Impac Mortgage, NovaStar Financial To Skip Dividends
WSJ - Impac Mortgage Holdings Inc. and NovaStar Financial Inc. both said dividend payments won’t be forthcoming and they are undertaking further actions to deal with the turmoil in the credit markets.
Impac doesn’t expect to pay dividends on its common stock for the rest of the year because of losses on mortgages and securities. The Irvine, Calif., company said in June it wouldn’t pay a second-quarter dividend because of losses from liquidating real estate. It also announced it will leave the warehouse-lending and commercial-lending businesses and end its mortgage lending.
Late Monday, NovaStar backtracked on its intention to pay a dividend and said its REIT status will be stripped retroactive to Jan. 1, 2006 because it can’t afford the dividends as mandated under law.

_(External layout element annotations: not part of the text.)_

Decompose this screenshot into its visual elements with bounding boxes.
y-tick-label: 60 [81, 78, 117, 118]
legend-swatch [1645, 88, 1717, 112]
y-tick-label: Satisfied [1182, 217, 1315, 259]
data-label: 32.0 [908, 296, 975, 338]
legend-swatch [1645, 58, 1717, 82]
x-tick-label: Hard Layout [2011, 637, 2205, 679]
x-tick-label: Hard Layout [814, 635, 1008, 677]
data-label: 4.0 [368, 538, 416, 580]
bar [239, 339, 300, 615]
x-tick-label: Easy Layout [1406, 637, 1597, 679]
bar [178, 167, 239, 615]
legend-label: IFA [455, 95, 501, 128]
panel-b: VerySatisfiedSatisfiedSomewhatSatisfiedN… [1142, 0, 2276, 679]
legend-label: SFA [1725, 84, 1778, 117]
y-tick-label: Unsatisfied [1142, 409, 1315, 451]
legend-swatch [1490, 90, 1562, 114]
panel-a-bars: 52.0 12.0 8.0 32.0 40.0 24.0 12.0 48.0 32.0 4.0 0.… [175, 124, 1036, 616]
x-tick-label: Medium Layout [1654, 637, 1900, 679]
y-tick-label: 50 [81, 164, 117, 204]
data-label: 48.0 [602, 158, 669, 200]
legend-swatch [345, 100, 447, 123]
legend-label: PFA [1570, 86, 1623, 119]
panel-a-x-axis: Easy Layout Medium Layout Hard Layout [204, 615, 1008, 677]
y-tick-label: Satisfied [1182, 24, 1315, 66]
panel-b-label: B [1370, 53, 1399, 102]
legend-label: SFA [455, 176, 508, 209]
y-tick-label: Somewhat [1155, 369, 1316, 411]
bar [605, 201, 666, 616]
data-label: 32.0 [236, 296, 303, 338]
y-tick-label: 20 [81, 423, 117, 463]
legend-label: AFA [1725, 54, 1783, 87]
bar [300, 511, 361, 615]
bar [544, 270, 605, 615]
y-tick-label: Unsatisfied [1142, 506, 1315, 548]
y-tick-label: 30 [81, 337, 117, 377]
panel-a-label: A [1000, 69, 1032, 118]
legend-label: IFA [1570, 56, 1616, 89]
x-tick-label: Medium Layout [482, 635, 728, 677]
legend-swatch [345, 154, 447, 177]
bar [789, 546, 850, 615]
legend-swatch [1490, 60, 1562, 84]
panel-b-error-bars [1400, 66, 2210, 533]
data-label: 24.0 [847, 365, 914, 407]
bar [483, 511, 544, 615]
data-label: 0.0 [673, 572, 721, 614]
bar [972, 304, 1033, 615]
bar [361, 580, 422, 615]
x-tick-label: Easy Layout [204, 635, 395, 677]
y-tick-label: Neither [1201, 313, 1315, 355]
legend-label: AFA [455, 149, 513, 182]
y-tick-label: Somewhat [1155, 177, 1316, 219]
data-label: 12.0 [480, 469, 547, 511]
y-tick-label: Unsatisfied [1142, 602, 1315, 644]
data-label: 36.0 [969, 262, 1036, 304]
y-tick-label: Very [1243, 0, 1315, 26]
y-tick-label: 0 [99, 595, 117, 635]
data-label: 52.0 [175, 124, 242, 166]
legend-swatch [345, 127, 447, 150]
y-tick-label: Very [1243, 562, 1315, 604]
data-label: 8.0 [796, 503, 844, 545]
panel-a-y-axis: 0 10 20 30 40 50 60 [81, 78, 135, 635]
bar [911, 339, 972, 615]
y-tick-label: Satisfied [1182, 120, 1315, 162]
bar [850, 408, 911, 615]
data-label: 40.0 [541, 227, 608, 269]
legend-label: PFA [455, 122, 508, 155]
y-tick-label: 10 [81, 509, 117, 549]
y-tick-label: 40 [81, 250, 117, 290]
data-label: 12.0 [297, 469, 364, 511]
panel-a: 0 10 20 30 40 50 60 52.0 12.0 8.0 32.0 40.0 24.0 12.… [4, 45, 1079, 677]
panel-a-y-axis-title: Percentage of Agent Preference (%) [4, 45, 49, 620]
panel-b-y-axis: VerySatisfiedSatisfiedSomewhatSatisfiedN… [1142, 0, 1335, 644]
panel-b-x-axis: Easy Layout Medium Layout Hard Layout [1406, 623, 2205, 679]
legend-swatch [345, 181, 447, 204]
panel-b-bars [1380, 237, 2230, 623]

REITs are required to pay out 90% of their taxable net income to shareholders in the form of dividends. NovaStar had been planning to pay about $157 million in dividends for 2006 in order to preserve its REIT status.
The news comes as mortgage lenders continue to get squeezed by liquidity problems and a dearth of investors willing to buy mortgage-backed securities at a level at which lenders can be profitable. Illustrating that is Accredited Home Lenders Holding Co., which last night agreed to an amended takeover offer of $11.75 a share from private equity firm Lone Star Funds. Lone Star struck a deal in June to acquire Accredited for $15.10 a share, or $400 million, but last month proposed cutting its offer to $8.50 a share after saying it might scuttle the purchase.
Earlier yesterday, Accredited warned in a Securities and Exchange Commission filing that it might not be able to resume substantial mortgage lending even when the credit markets calm.
Impac is the latest to essentially stop mortgage lending. Like many others, it blamed current market conditions for the move.
“Unfortunately, given the severe dislocation of the marketplace, which included unprecedented margins calls, we are left with no other alternative but to downsize our company to better operate and navigate through this difficult and unrelenting environment,” said Chief Executive Joseph R. Tomkinson. “As a smaller organization, we will concentrate on maximizing the income and cash proceeds from our long-term-investment operations,” continue servicing mortgages and “make selective strategic investments.”
He added, “It is with deep sadness and regret that we are currently exiting the Alt-A mortgage business, which we pioneered in the early 1990s.” Alt-A borrowers typically can’t fully document their income or assets. In total, Impac is cutting 144 additional jobs after months of other cutbacks.
As for NovaStar, the Kansas City, Mo., subprime lender will lose its REIT status seven months after first noting it might drop its tax-beneficial status because of its grim outlook for earnings.